Maurice Khawam. La tech-économie, c'est l'économie de l'innovation à travers la technologie. Grosso modo, cela recoupe trois grands secteurs : la technologie pure et dure (les sociétés qui par leur R&D créent des produits qui seront vendus), les sociétés qui mettent en place un modèle basé sur un service conduit par la technologie, et enfin, celles qui continuent à opérer sur des marchés avec des produits traditionnels ou nouveaux mais dont le modèle a été transformé grâce à la technologie (e-commerce, géolocalisation, etc).

C'est un lobby de plus ?
Notre angle est la défense des intérêts des investisseurs et des entrepreneurs de la tech-économie. Toutes les actions que nous menons le sont à partir de la réflexion de ces acteurs.

Mais vous ne rejetez pas le terme de lobby…
C'est une des choses que l'on fait, pas forcément celle que l'on fait le mieux aujourd'hui, mais elle est de plus en plus importante, notamment parce que notre volonté est de créer un réseau européen.

Quelle est la genèse de ce club?
Nous avons commencé notre action début 2000, à une époque où les enjeux étaient très différents d'aujourd'hui. Nous avons d'abord essentiellement œuvré à créer notre réseau, dans une réflexion très liée à l'Internet.

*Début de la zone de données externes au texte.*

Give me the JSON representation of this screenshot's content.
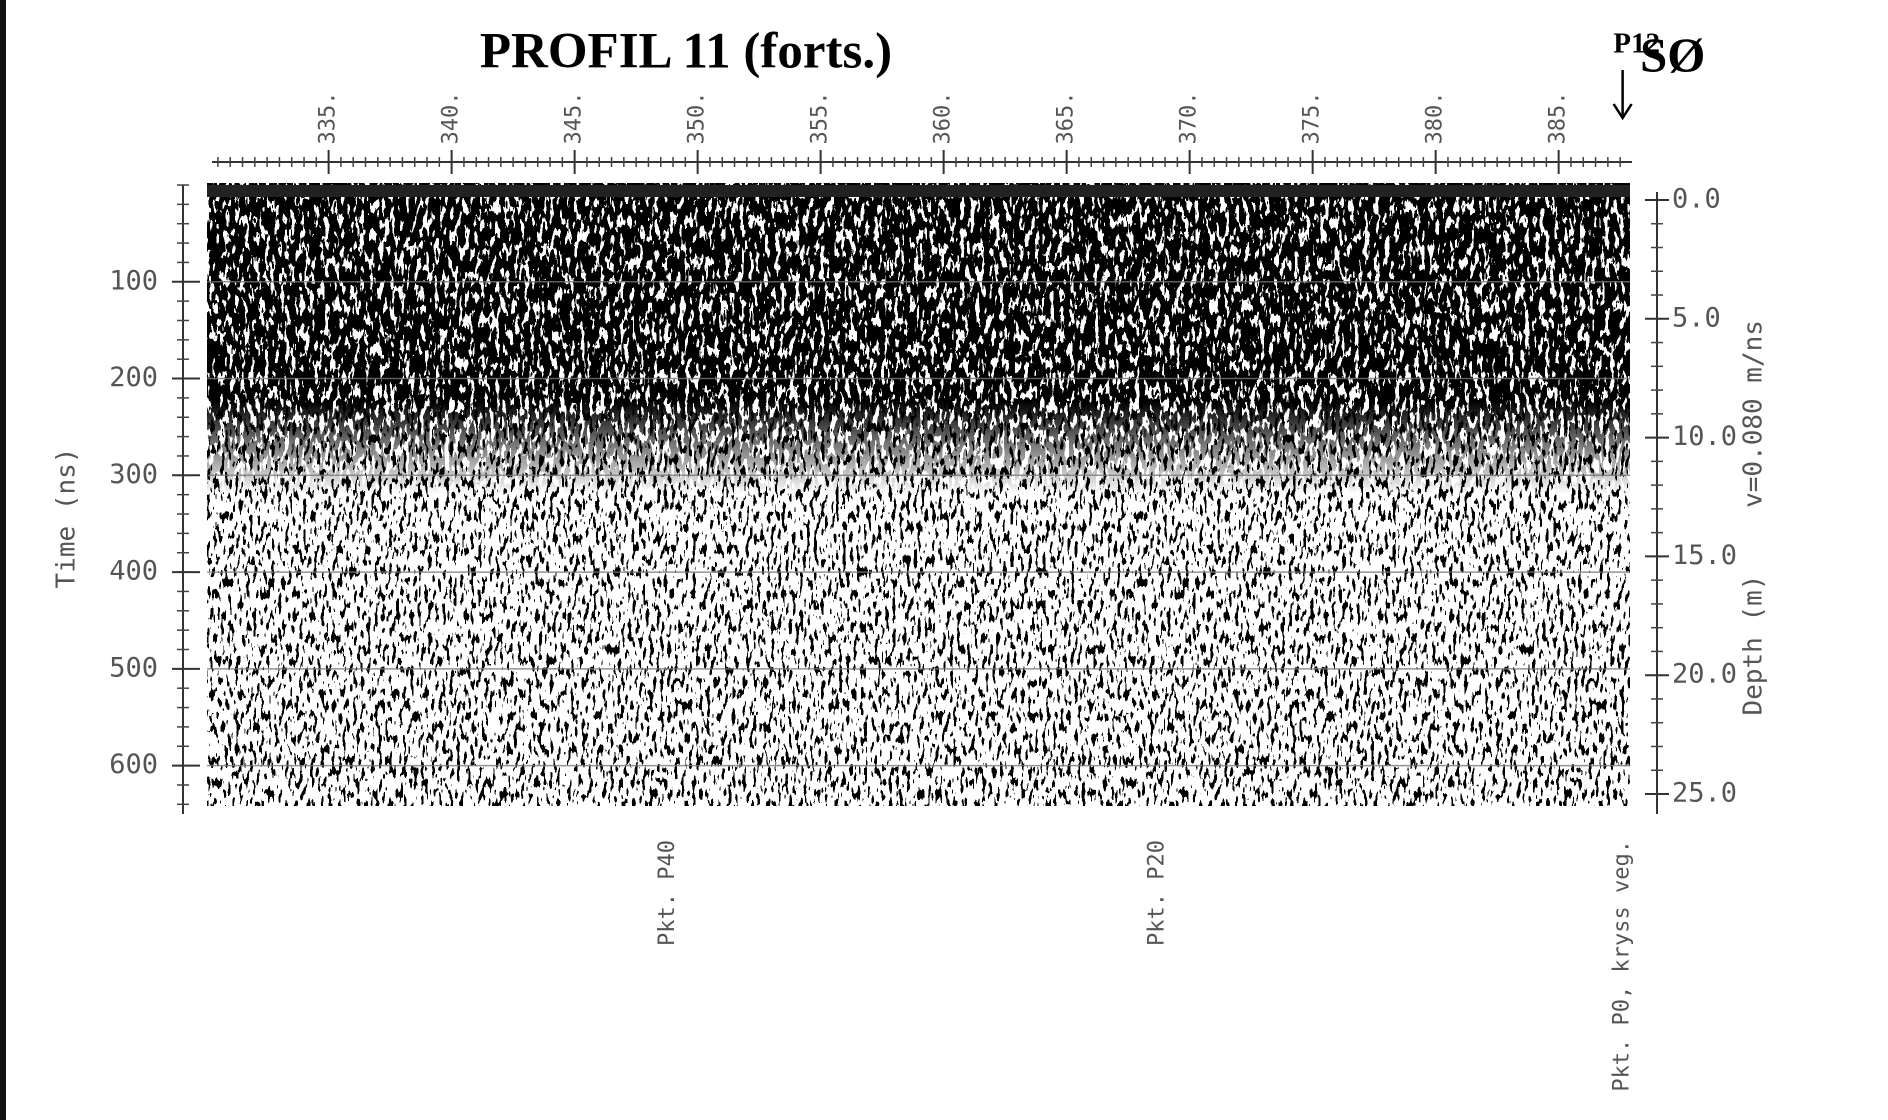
{
  "chart_data": {
    "type": "radargram",
    "title": "PROFIL 11 (forts.)",
    "marker": {
      "text": "P12",
      "x": 387.6
    },
    "direction": "SØ",
    "xlim": [
      330.3,
      387.9
    ],
    "xticks": [
      {
        "value": 335,
        "label": "335."
      },
      {
        "value": 340,
        "label": "340."
      },
      {
        "value": 345,
        "label": "345."
      },
      {
        "value": 350,
        "label": "350."
      },
      {
        "value": 355,
        "label": "355."
      },
      {
        "value": 360,
        "label": "360."
      },
      {
        "value": 365,
        "label": "365."
      },
      {
        "value": 370,
        "label": "370."
      },
      {
        "value": 375,
        "label": "375."
      },
      {
        "value": 380,
        "label": "380."
      },
      {
        "value": 385,
        "label": "385."
      }
    ],
    "ylabel": "Time (ns)",
    "ylim": [
      0,
      650
    ],
    "yticks": [
      100,
      200,
      300,
      400,
      500,
      600
    ],
    "y2label": "Depth (m)",
    "y2lim": [
      0,
      25
    ],
    "y2ticks": [
      {
        "value": 0,
        "label": "0.0"
      },
      {
        "value": 5,
        "label": "5.0"
      },
      {
        "value": 10,
        "label": "10.0"
      },
      {
        "value": 15,
        "label": "15.0"
      },
      {
        "value": 20,
        "label": "20.0"
      },
      {
        "value": 25,
        "label": "25.0"
      }
    ],
    "velocity_label": "v=0.080 m/ns",
    "grid": true,
    "annotations": [
      {
        "text": "Pkt. P40",
        "x": 348.8
      },
      {
        "text": "Pkt. P20",
        "x": 368.7
      },
      {
        "text": "Pkt. P0, kryss veg.",
        "x": 387.6
      }
    ]
  }
}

Mais depuis 2000, l'environnement a beaucoup changé…
Nous avons d'abord été un club de réflexion sur les modèles de l'Internet. On était certes en pleine euphorie, mais il y avait une réelle recherche de nouveaux modèles. A présent, cette compréhension de l'Internet est acquise et nous voulons plus être une force de proposition. L'objectif est d'aider les acteurs qui se sont réinventés pour survivre et qui ont besoin aujourd'hui d'un lieu de discussion.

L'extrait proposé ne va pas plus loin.